Horreur en STAPS ou en BPJEPS… Il est encore souvent enseigné que la croissance musculaire induite par l’exercice physique peut être due en partie à l’hyperplasie. Autrement dit, à une augmentation du nombre de fibres.

Hyperplasie contre hypertrophie : la force d’une aile de caille Japonaise

Les bases de la controverse : l'expérimentation animale

Alway et collaborateur ont ainsi attaché en 1985 des poids sur l’aile droite de cailles japonaises. Ces poids correspondaient à 10% de leur masse corporelle. Le membre controlatéral servait alors de témoin (pas très fonctionnel tout ça…). Après cinq à sept jours d’étirement chronique, le nombre de fibres était environ 27% plus important que dans les ailes témoins sans les charges.

On observe ainsi une contribution considérable de l’hyperplasie afin de gagner en masse maigre.

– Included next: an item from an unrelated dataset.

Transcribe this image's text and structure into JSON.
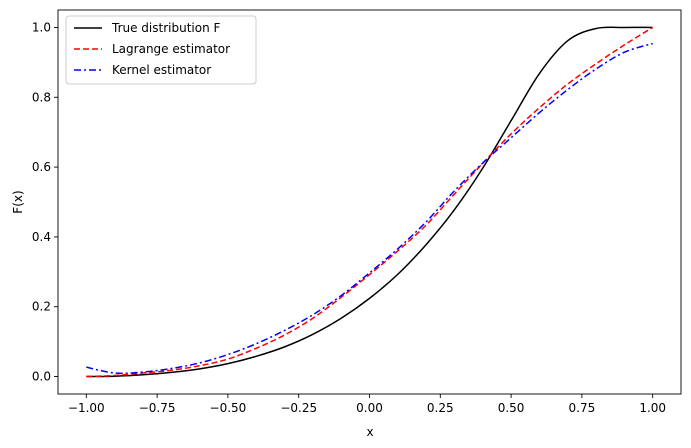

Ce même laboratoire a par la suite démontré massivement (82% d’augmentation du nombre de fibres tout de même !) que les charges lourdes peuvent d’induire de l’hyperplasiechez les oiseaux.

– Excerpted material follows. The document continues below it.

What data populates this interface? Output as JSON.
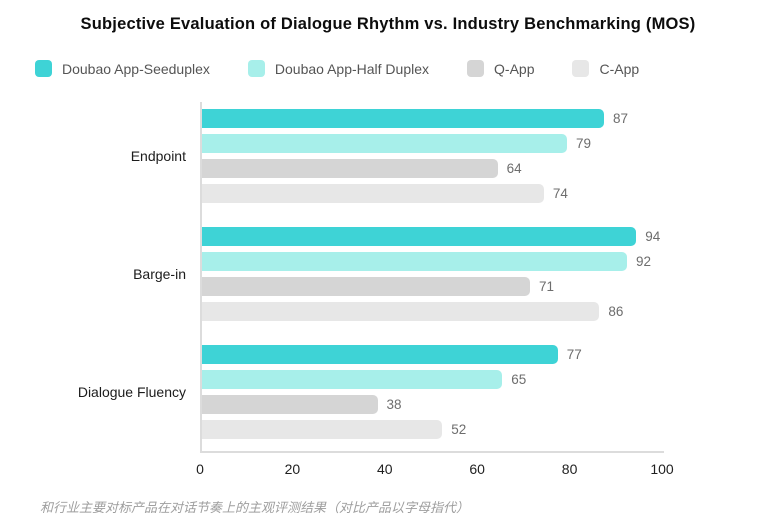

Et c'est bien là tout le problème... les preuves scientifiques indiscutables de l'hyperplasie proviennent d'expériences animales.

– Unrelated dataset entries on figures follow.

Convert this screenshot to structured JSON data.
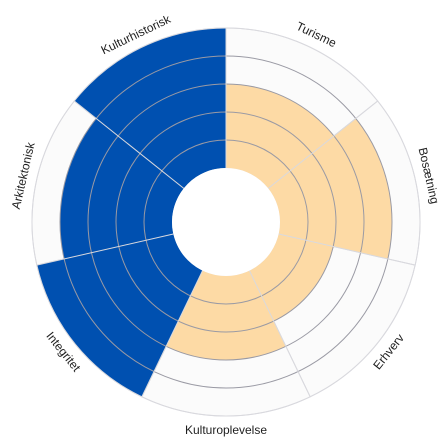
{
  "chart_data": {
    "type": "polar-area",
    "max_value": 5,
    "rings": [
      1,
      2,
      3,
      4,
      5
    ],
    "grid": true,
    "colors": {
      "background_wedge": "#fbfbfb",
      "grid": "#9a9aa4",
      "outline": "#d9d9de",
      "center": "#ffffff"
    },
    "segments": [
      {
        "label": "Turisme",
        "value": 3,
        "color": "#fddaa5"
      },
      {
        "label": "Bosætning",
        "value": 4,
        "color": "#fddaa5"
      },
      {
        "label": "Erhverv",
        "value": 2,
        "color": "#fddaa5"
      },
      {
        "label": "Kulturoplevelse",
        "value": 3,
        "color": "#fddaa5"
      },
      {
        "label": "Integritet",
        "value": 5,
        "color": "#0050b0"
      },
      {
        "label": "Arkitektonisk",
        "value": 4,
        "color": "#0050b0"
      },
      {
        "label": "Kulturhistorisk",
        "value": 5,
        "color": "#0050b0"
      }
    ]
  }
}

Hyperplasive contre hypertrophie chez l’homme

Des preuves beaucoup moins claires

L’apparition de l’hyperplasie chez les humains en utilisant des protocoles d’entraînement traditionnels reste controversée. Les preuves alimentant l’efficacité de l’hyperplasie contre l’hypertrophie sont loin d’être indiscutables.

Le statut de mammifère semble d’emblée désavantager l’être humain : l’augmentation dans le nombre de fibres musculaires était considérablement plus élevé dans les études qui utilisaient des modèles aviaires (environ 21%) que chez les mammifères (environ 8%).

McDougal et son équipe nous donne une information très concrète. Les charges lourdes n’ont aucun effet sur l’hyperplasie. Ils ont exposé des bodybuilders experts, débutants et des sédentaires. Ils ont alors bien sur observé des différences marquantes dans l’hypertrophie. En revanche, aucune différence dans le nombre de fibres.

Une controverse alimentée par des difficultés méthodologiques

Les quelques études qui détectent l'hyperplasie chez l'homme seraient fragilisées par des difficultés d'interprétation

Une étude des années 2000 suggère que les auteurs montrant des signes d’hyperplasie aient pu mal interpréter les arrangements complexes des fibres allongées comme augmentation du nombre de fibres.

C’est la fin du suspense dans le match hyperplasie contre hypertrophie… Ces recherches ont remarqué la difficulté dans les tentatives d’analyse du nombre de fibres. Et ce d’autant plus dans les muscles pennés dans lesquels les fibres ne se situent pas dans le même plan de sectionnement. C’est d’ailleurs le même problème dans les muscles avec de multiples embouchures et un grand nombre de fibres intrafasciculaires en série.

En conclusion, s’il y a effectivement une contribution chez l'homme de l'hyperplasie à la prise de masse musculaire, alors elle est minime.